Une étrange disparition de disques durs contenant des données sensibles sur les blocs pétroliers I et II de la zone du Graben Albertine met en lumière une affaire complexe, touchant à la fois à la gestion des ressources stratégiques de la République démocratique du Congo (RDC) et aux relations controversées avec l’homme d’affaires israélien Dan Gertler. L’Agence nationale de renseignement (ANR) a été chargée par le président Félix Tshisekedi de faire toute la lumière sur cette affaire qui secoue les plus hautes sphères de l’État.
Une disparition embarrassante de données sensibles
En septembre 2022, trois disques durs contenant des études et des données sismiques sur les blocs I et II du Graben Albertine, dans la partie congolaise du lac Albert, ont été remis au ministère des Hydrocarbures par le groupe Ventora, appartenant à Dan Gertler. Ces données, cruciales pour la valorisation de ces actifs, faisaient partie d’un accord transactionnel conclu en mars 2022 entre Gertler et Kinshasa, visant à transférer à l’État congolais l’ensemble des actifs miniers et pétroliers du milliardaire en échange de l’abandon des poursuites engagées contre lui et de l’effacement de dettes.
Cependant, ces disques durs ont mystérieusement disparu avant de réapparaître récemment dans un coffre-fort au bureau de l’ancien conseiller juridique du ministère des Hydrocarbures, Alain Mutombo. Cette disparition a provoqué des remous jusqu’au sommet de la présidence congolaise, incitant Félix Tshisekedi à diligenter une enquête par l’ANR.
Des données stratégiques de faible valeur ajoutée
Les disques durs récupérés ont été confiés à un expert chargé de vérifier leur authenticité, notamment en comparant leur contenu avec les données d’origine détenues par Ventora. Les premières analyses indiquent que ces données seraient incomplètes et de faible valeur ajoutée, ce qui soulève la question de leur possible manipulation.

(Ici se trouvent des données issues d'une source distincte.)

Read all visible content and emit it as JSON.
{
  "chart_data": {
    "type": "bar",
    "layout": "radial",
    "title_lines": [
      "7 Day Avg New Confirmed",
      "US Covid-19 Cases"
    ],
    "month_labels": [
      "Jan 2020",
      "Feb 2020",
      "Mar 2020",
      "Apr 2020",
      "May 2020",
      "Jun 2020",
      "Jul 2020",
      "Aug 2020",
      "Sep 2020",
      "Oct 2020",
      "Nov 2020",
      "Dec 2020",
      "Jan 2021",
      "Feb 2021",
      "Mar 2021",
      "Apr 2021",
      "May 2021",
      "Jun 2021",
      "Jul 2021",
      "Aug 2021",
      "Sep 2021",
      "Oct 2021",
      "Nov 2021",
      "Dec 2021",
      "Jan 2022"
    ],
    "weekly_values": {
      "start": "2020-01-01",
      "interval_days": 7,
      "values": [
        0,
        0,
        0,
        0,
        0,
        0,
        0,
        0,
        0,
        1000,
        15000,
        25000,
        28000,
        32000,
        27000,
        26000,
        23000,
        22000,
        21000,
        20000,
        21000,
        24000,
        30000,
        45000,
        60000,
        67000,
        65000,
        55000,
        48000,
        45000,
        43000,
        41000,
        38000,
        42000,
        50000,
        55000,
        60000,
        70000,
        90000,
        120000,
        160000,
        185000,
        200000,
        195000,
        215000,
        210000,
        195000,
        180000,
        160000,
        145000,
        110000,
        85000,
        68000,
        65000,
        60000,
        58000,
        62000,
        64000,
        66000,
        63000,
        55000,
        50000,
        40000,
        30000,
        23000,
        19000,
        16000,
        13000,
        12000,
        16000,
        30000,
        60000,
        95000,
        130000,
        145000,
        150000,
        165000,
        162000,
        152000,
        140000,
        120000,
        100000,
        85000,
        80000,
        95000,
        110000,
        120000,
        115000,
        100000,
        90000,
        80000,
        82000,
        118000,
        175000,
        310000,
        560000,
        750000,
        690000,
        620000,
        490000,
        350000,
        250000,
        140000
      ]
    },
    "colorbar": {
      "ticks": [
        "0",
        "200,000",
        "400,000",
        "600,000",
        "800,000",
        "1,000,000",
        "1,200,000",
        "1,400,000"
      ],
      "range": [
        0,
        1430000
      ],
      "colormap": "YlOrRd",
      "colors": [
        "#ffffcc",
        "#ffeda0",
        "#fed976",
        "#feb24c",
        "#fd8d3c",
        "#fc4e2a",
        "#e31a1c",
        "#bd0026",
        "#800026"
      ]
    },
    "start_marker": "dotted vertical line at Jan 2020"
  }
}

Cette découverte accentue la complexité de la gestion des blocs pétroliers, que Kinshasa cherche à céder depuis deux ans.
Dan Gertler avait monnayé la restitution de ces données à un prix élevé, exigeant que Kinshasa rembourse les 131 millions d’euros qu’il affirme avoir investis dans l’exploration des blocs I et II depuis 2010. En outre, des centaines de millions d’euros supplémentaires liés à d’autres actifs miniers restent à négocier dans le cadre des futurs accords.
Une succession d’appels d’offres infructueux
Malgré la restitution des données, les tentatives de Kinshasa pour trouver un repreneur sérieux pour les blocs pétroliers I et II se sont révélées infructueuses. Plusieurs majors, dont TotalEnergies, ENI et CNOOC, ont un temps montré de l’intérêt avant de se retirer. Des entreprises plus modestes ont tenté leur chance, mais sans disposer des ressources nécessaires pour opérer ces actifs stratégiques.
Face à l’absence de candidats sérieux, le ministère des Hydrocarbures a dû déclarer, le 14 octobre 2024, l’appel d’offres infructueux. Un nouveau processus doit être lancé sous la direction d’Aimé Sakombi Molendo, qui a succédé à Didier Budimbu en mai dernier. Cependant, l’actuel ministre a découvert avec surprise que les données des blocs I et II, essentielles pour les négociations, n’étaient pas documentées dans le procès-verbal de passation entre les ministres.
Une enquête qui s’éternise
Depuis l’ouverture de l’enquête par l’ANR, plusieurs acteurs clés ont été interrogés, notamment Robert Kahenga, ancien conseiller technique en charge de l’amont pétrolier. Toutefois, Alain Mutombo, dont le coffre-fort contenait les disques durs, n’a pas répondu aux convocations des enquêteurs et demeure introuvable. Cette situation complique les efforts de l’ANR, qui n’a pas encore finalisé son rapport, attendu avec impatience par la présidence.
En quête de transparence pour l’avenir
L’affaire met en lumière les dysfonctionnements institutionnels et les zones d’ombre dans la gestion des actifs stratégiques de la RDC. Alors que Kinshasa s’efforce de relancer un nouvel appel d’offres pour les blocs pétroliers I et II, la fiabilité des données et la crédibilité des futurs processus restent en question. L’exécutif devra également veiller à clarifier les responsabilités dans cette affaire pour éviter que de tels incidents ne se reproduisent à l’avenir. En attendant, la recherche d’un repreneur crédible et d’une meilleure gouvernance demeure une priorité stratégique pour le pays.